Introduction: During 2016, the National Health Laboratory Service (NHLS) introduced laboratory-based reflexed Cryptococcal antigen (CrAg) screening to detect early Cryptococcal disease in immunosuppressed HIV+ patients with a confirmed CD4 count of 100 cells/μl or less.

Objective: The aim of this study was to assess cost-per-result of a national screening program across different tiers of laboratory service, with variable daily CrAg test volumes. The impact of potential ART treatment guideline and treatment target changes on CrAg volumes, platform choice and laboratory workflow are considered.

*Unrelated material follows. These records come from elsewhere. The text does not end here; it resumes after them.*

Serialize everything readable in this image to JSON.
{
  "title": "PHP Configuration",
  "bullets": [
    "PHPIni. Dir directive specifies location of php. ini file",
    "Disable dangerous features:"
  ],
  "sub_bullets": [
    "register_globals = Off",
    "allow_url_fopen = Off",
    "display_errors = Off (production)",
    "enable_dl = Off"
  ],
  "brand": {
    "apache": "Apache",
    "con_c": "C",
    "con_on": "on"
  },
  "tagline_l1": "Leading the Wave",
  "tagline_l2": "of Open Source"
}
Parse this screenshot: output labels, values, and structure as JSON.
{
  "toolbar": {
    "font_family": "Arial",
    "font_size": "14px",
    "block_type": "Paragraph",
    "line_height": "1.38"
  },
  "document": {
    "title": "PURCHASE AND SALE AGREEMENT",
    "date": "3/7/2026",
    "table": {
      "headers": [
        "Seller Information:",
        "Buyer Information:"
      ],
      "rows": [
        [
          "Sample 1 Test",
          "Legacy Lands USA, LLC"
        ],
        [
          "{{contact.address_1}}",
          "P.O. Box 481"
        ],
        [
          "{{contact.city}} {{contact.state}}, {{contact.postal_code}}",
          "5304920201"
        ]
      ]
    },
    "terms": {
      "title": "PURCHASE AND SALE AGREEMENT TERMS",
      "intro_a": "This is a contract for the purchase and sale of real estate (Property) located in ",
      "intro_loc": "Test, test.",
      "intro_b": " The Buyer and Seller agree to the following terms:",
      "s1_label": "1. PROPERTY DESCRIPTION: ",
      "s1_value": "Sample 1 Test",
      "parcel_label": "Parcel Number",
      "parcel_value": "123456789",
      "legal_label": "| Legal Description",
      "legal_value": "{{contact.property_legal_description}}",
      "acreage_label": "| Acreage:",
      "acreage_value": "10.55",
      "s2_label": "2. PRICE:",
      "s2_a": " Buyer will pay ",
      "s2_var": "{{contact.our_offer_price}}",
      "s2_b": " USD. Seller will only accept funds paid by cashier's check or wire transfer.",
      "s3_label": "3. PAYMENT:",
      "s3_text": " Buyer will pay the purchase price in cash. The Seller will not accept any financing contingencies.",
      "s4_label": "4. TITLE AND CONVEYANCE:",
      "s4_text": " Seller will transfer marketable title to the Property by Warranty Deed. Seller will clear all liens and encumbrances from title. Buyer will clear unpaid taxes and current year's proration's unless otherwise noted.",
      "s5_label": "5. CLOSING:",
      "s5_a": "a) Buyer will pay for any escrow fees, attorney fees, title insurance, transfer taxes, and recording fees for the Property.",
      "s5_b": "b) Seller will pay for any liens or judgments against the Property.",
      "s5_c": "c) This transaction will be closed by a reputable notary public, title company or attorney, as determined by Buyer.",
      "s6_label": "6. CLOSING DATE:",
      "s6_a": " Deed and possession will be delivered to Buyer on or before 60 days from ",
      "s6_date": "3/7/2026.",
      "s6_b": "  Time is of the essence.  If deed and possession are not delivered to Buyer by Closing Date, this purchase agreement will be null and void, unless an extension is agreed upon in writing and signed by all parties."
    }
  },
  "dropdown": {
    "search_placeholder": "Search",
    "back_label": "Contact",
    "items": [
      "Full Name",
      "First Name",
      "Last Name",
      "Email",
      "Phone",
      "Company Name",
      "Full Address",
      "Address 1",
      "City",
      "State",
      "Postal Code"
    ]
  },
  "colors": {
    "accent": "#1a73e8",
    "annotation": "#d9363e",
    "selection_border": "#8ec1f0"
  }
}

Methods: CD4 data (with counts ≤ 100 cells/μl) from the fiscal year 2015/16 were extracted from the NHLS Corporate Date Warehouse and used to project anticipated daily CrAg testing volumes with appropriately-matched CrAg testing platforms allocated at each of 52 NHLS CD4 laboratories. A cost-per-result was calculated for four scenarios, including the existing service status quo (Scenario-I), and three other settings (as Scenarios II-IV) which were based on information from recent antiretroviral (ART) guidelines, District Health Information System (DHIS) data and UNAIDS 90/90/90 HIV/AIDS treatment targets. Scenario-II forecast CD4 testing offered only to new ART initiates recorded at DHIS. Scenario-III projected all patients notified as HIV+, but not yet on ART (recorded at DHIS) and Scenario-IV forecast CrAg screening in 90% of estimated HIV+ patients across South Africa (also DHIS). Stata was used to assess daily CrAg volumes at the 5th, 10th, 25th, 50th, 75th, 90th and 95th percentiles across 52 CD4-laboratories. Daily volumes were used to determine technical effort/ operator staff costs (% full time equivalent) and cost-per-result for all scenarios.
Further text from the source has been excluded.